Following the exhilarating 2015 victory, the 2016 season began slowly for the hawks, with Natone surprising the competition, leading the ladder until the final game of the season when an incredible 158 point victory for the hawks over the magpies earned them top spot. From there the premiership was South's to lose. The hawks had incredibly not won a semi-final since 2006 from 6 attempts but with a hoodoo breaking semi-final win over Natone by 78 points, and a Grand Final win of 64 points again against the magpies, secured the club its 12th DFA premiership; its fourth in five years, its fourth double in five years, and assured its current status as the most successful club in DFA history to date. Coach Rohan Baldock capped off a successful season on an individual note, kicking 241 goals for the season, an effort which places him second on the all-time goal kicking record in a season in Australian football.

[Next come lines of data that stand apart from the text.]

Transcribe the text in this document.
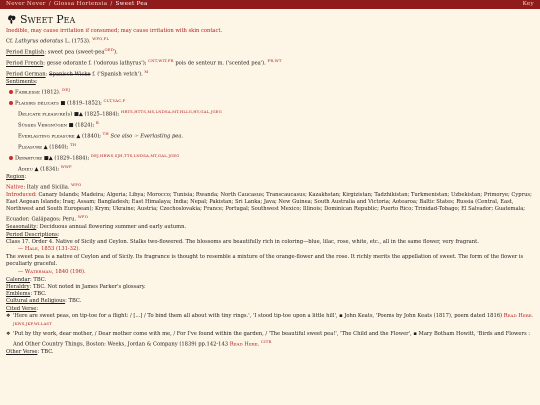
Never Never / Glossa Hortensia / Sweet Pea	Key
Sweet Pea
Inedible, may cause irritation if consumed; may cause irritation with skin contact.
Cf. Lathyrus odoratus L. (1753). $^{WFO,PL}$
Period English: sweet pea (sweet-pea$^{OED}$).
Period French: gesse odorante f. ('odorous lathyrus'); $^{CNT,WIT,FR}$ pois de senteur m. ('scented pea'). $^{FR,WT}$
Period German: Spanisch Wicke f. ('Spanish vetch'). $^M$
Sentiments:
Faiblesse (1812). $^{DEJ}$
Plaisirs délicats ■ (1819–1852); $^{CLT,VAC,F}$
Delicate pleasure(s) ■▲ (1825–1884); $^{HRTS,HTTS,MS,LNDSA,MT,HLLG,HY,GAL,JGEG}$
Süsses Vergnügen ■ (1824); $^B$
Everlasting pleasure ▲ (1840); $^{TH}$ Sce also ☞ Everlasting pea.
Pleasure ▲ (1840); $^{TH}$
Departure ■▲ (1829–1884); $^{DEJ,HRWS,SJH,TTS,LNDSA,MT,GAL,JGEG}$
Adieu ▲ (1834); $^{WWP}$
Region:
Native: Italy and Sicilia. $^{WFO}$
Introduced: Canary Islands; Madeira; Algeria; Libya; Morocco; Tunisia; Rwanda; North Caucasus; Transcaucasus; Kazakhstan; Kirgizistan; Tadzhikistan; Turkmenistan; Uzbekistan; Primorye; Cyprus; East Aegean Islands; Iraq; Assam; Bangladesh; East Himalaya; India; Nepal; Pakistan; Sri Lanka; Java; New Guinea; South Australia and Victoria; Aotearoa; Baltic States; Russia (Central, East, Northwest and South European); Krym; Ukraine; Austria; Czechoslovakia; France; Portugal; Southwest Mexico; Illinois; Dominican Republic; Puerto Rico; Trinidad-Tobago; El Salvador; Guatemala; Ecuador; Galápagos; Peru. $^{WFO}$
Seasonality: Deciduous annual flowering summer and early autumn.
Period Descriptions:
Class 17. Order 4. Native of Sicily and Ceylon. Stalks two-flowered. The blossoms are beautifully rich in coloring—blue, lilac, rose, white, etc., all in the same flower, very fragrant.
— Hale, 1853 (131-32).
The sweet pea is a native of Ceylon and of Sicily. Its fragrance is thought to resemble a mixture of the orange-flower and the rose. It richly merits the appellation of sweet. The form of the flower is peculiarly graceful.
— Waterman, 1840 (196).
Calendar: TBC.
Heraldry: TBC. Not noted in James Parker's glossary.
Emblems: TBC.
Cultural and Religious: TBC.
Cited Verse:
❖ 'Here are sweet peas, on tip-toe for a flight: / [...] / To bind them all about with tiny rings.', 'I stood tip-toe upon a little hill', ▪ John Keats, 'Poems by John Keats (1817), poem dated 1816) Read Here. $^{JKWS,JKP,WLLAST}$
❖ 'Put by thy work, dear mother, / Dear mother come with me, / For I've found within the garden, / 'The beautiful sweet pea!', 'The Child and the Flower', ▪ Mary Botham Howitt, 'Birds and Flowers : And Other Country Things, Boston: Weeks, Jordan & Company (1839) pp.142-143 Read Here. $^{CITR}$
Other Verse: TBC.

The club also recorded its greatest ever winning margin in a game, 322 points against Yolla in round 18. 2016 thus put an exclamation mark on the most successful period in club history.

Although gun forward and coach Baldock departed the club for the 2017 season, the hawks fourth attempt at achieving the three peat began promisingly with the appointment of state league player Zane Murphy as senior coach. In round 8 Murphy equalled Alan Newman's 1987 record for most goals scored in a single game with 23. In round 16 the hawks' ruthlessness against the demons in recent years went to another level as they smashed their highest ever recorded score to 391 points, and greatest ever winning margin to 377 points. It was also the highest score in the DFA's 67-year history, 62.19 (391), eclipsing Natone's 58.32 (380) in 2001, with Zane Murphy (13 goals) and Kurt Lamprey (19 goals) also becoming the first two players to ever achieve the century goal kicking mark from the same club on the same day.

The club finished the regular season on top of the ladder, one game ahead of the Somerset Football Club, who had defeated the hawks in their past two meetings. The semi-final showdown was contested against the roos, under lights and in wet conditions where the hawks put on a dominant physical display to win by 55 points and book a third straight grand final appearance. On the eve of the grand final assistant coach Jake Brakey captured a record fourth Ewington medal as the best and fairest player in the DFA, also a club record. As it transpired, Somerset would again be their opponent from whom the hawks had snatched the 2015 premiership by 3 points.

In the 2017 DFA grand final, South Burnie put on another dominant performance, smashing the roos by a massive 138 points. They kicked a record grand final highest score of 23. 24. (162) which eclipsed the previous record, the 87 point and 22. 16. (148) win also achieved by South Burnie in 1995 when they defeated West Ulverstone. In addition the club finally achieved the three peat for the first time in its history, and from 2012 claiming five premierships within six years, matching the same achievement by the Yolla Football Club, between 1979 and 1984.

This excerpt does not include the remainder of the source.